If This Doesn't Excite You, We Can't Be Friends: The Ryder Cup is coming. And as Clarke approached the 18th hole in Denmark, a pep rally broke out:
What a moment. pic.twitter.com/4qXALZLVfL— The European Tour (@EuropeanTour) August 26, 2016
Random Thought of the Week: If the fans at Bethpage were this belligerent for the opening playoff event, what kind of debauchery is going to unfold at the 2024 Ryder Cup there? Starting to think a European player might get tackled. Or there'll be vomiting on a tee box. It's going to be chaotic.
Rio Bump: The Olympic sweep. Reed, Pieters and Jutanugarn – Olympians, all of them – won on their respective tours Sunday. So much for the supposed summer-schedule burnout.

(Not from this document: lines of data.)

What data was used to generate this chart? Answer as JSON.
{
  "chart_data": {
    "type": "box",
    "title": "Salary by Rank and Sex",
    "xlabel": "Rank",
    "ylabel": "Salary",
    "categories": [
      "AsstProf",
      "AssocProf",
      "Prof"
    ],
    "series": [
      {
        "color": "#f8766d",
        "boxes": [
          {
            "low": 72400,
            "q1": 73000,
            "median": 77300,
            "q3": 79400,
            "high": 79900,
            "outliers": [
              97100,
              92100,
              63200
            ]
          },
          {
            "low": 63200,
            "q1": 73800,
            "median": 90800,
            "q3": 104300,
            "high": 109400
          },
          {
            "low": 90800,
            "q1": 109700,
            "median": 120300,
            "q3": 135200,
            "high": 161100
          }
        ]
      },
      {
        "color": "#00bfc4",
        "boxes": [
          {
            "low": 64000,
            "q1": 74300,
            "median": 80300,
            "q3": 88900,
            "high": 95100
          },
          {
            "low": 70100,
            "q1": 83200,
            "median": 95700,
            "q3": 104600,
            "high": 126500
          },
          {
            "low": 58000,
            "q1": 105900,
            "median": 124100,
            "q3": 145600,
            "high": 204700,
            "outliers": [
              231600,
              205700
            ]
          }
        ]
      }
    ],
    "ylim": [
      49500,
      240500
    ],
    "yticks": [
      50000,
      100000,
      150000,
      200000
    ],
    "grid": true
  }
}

Tweet of the Week: Colt Knost. No matter your politics, this is just good Twitter:
@realDonaldTrump can u build one of those walls around bethpage black to keep the short hitters out. We don't belong!!— Colt Knost (@ColtKnost) August 25, 2016
He's Going to Slow Down Eventually, Right?: Bernhard Langer. A day after turning 59, he tied Lee Trevino for second all-time on the Champions Tour wins list, with 29.

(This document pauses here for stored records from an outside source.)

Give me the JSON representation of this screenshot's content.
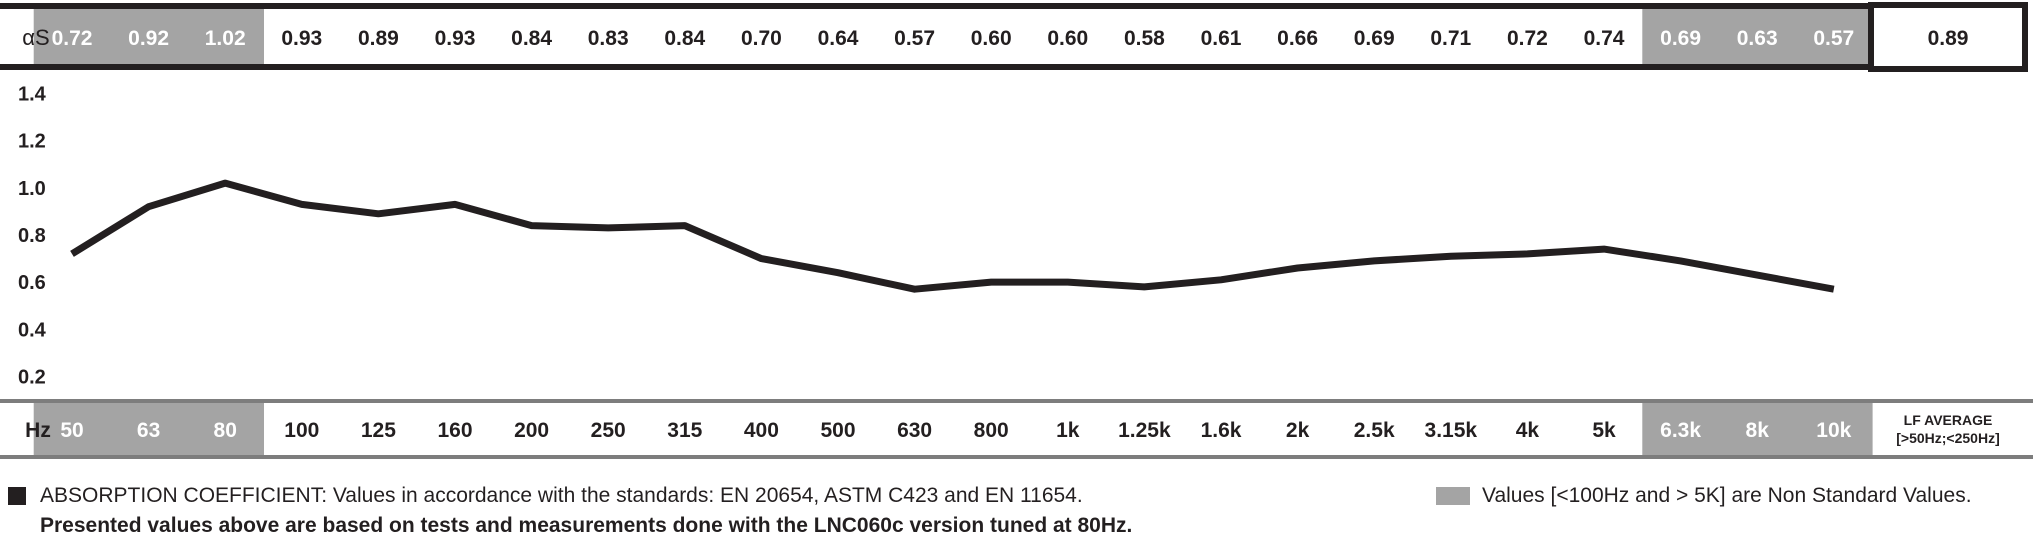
{
  "chart_data": {
    "type": "line",
    "row_label_top": "αS",
    "row_label_bottom": "Hz",
    "categories": [
      "50",
      "63",
      "80",
      "100",
      "125",
      "160",
      "200",
      "250",
      "315",
      "400",
      "500",
      "630",
      "800",
      "1k",
      "1.25k",
      "1.6k",
      "2k",
      "2.5k",
      "3.15k",
      "4k",
      "5k",
      "6.3k",
      "8k",
      "10k"
    ],
    "values": [
      0.72,
      0.92,
      1.02,
      0.93,
      0.89,
      0.93,
      0.84,
      0.83,
      0.84,
      0.7,
      0.64,
      0.57,
      0.6,
      0.6,
      0.58,
      0.61,
      0.66,
      0.69,
      0.71,
      0.72,
      0.74,
      0.69,
      0.63,
      0.57
    ],
    "value_labels": [
      "0.72",
      "0.92",
      "1.02",
      "0.93",
      "0.89",
      "0.93",
      "0.84",
      "0.83",
      "0.84",
      "0.70",
      "0.64",
      "0.57",
      "0.60",
      "0.60",
      "0.58",
      "0.61",
      "0.66",
      "0.69",
      "0.71",
      "0.72",
      "0.74",
      "0.69",
      "0.63",
      "0.57"
    ],
    "non_standard": [
      true,
      true,
      true,
      false,
      false,
      false,
      false,
      false,
      false,
      false,
      false,
      false,
      false,
      false,
      false,
      false,
      false,
      false,
      false,
      false,
      false,
      true,
      true,
      true
    ],
    "average": {
      "value": "0.89",
      "label_line1": "LF AVERAGE",
      "label_line2": "[>50Hz;<250Hz]"
    },
    "ylim": [
      0.1,
      1.5
    ],
    "yticks": [
      "1.4",
      "1.2",
      "1.0",
      "0.8",
      "0.6",
      "0.4",
      "0.2"
    ],
    "ytick_values": [
      1.4,
      1.2,
      1.0,
      0.8,
      0.6,
      0.4,
      0.2
    ],
    "grid": false,
    "colors": {
      "line": "#231f20",
      "shaded_cell": "#a4a4a4",
      "border": "#231f20"
    }
  },
  "legend": {
    "absorption_text": "ABSORPTION COEFFICIENT: Values in accordance with the standards: EN 20654, ASTM C423 and EN 11654.",
    "non_standard_text": "Values [<100Hz and > 5K] are Non Standard Values."
  },
  "note": "Presented values above are based on tests and measurements done with the LNC060c version tuned at 80Hz."
}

Is the LPGA Heading to Vegas Anytime Soon?: Ayako Uehara. She made holes-in-one on consecutive days in Canada, just the fourth player in LPGA history to accomplish the feat … and yet we are, still without a single ace.
How to Earn a New Nickname: Patrick "The Hammer" Reed, after this gavel malfunction at the New York Stock Exchange:
Biggest Letdown: Tom Lewis. Sure, he blew a golden opportunity to shoot the first sub-60 score in European Tour history, as he was 12 under through 13 holes and made three bogeys coming in. Even more of a bummer than "settling" for 62 was the rest of his week: He didn’t break 70 the last three rounds and tied for 26th.
Don’t Play, Bad Things Happen: Ian Poulter. Sidelined since June because of a foot injury, he has now dropped to 101st in the world ranking. It’s the first time that the Englishman has been outside the top 100 in more than 13 years (May 2003).
Blown Fantasy Pick of the Week: Hideki Matsuyama. Came into New York rolling with consecutive top-4s on difficult courses, but once again, his putter let him down in a big way. He lost 3.75 (!) shots on the greens in the second round, missing the cut by a shot. Sigh.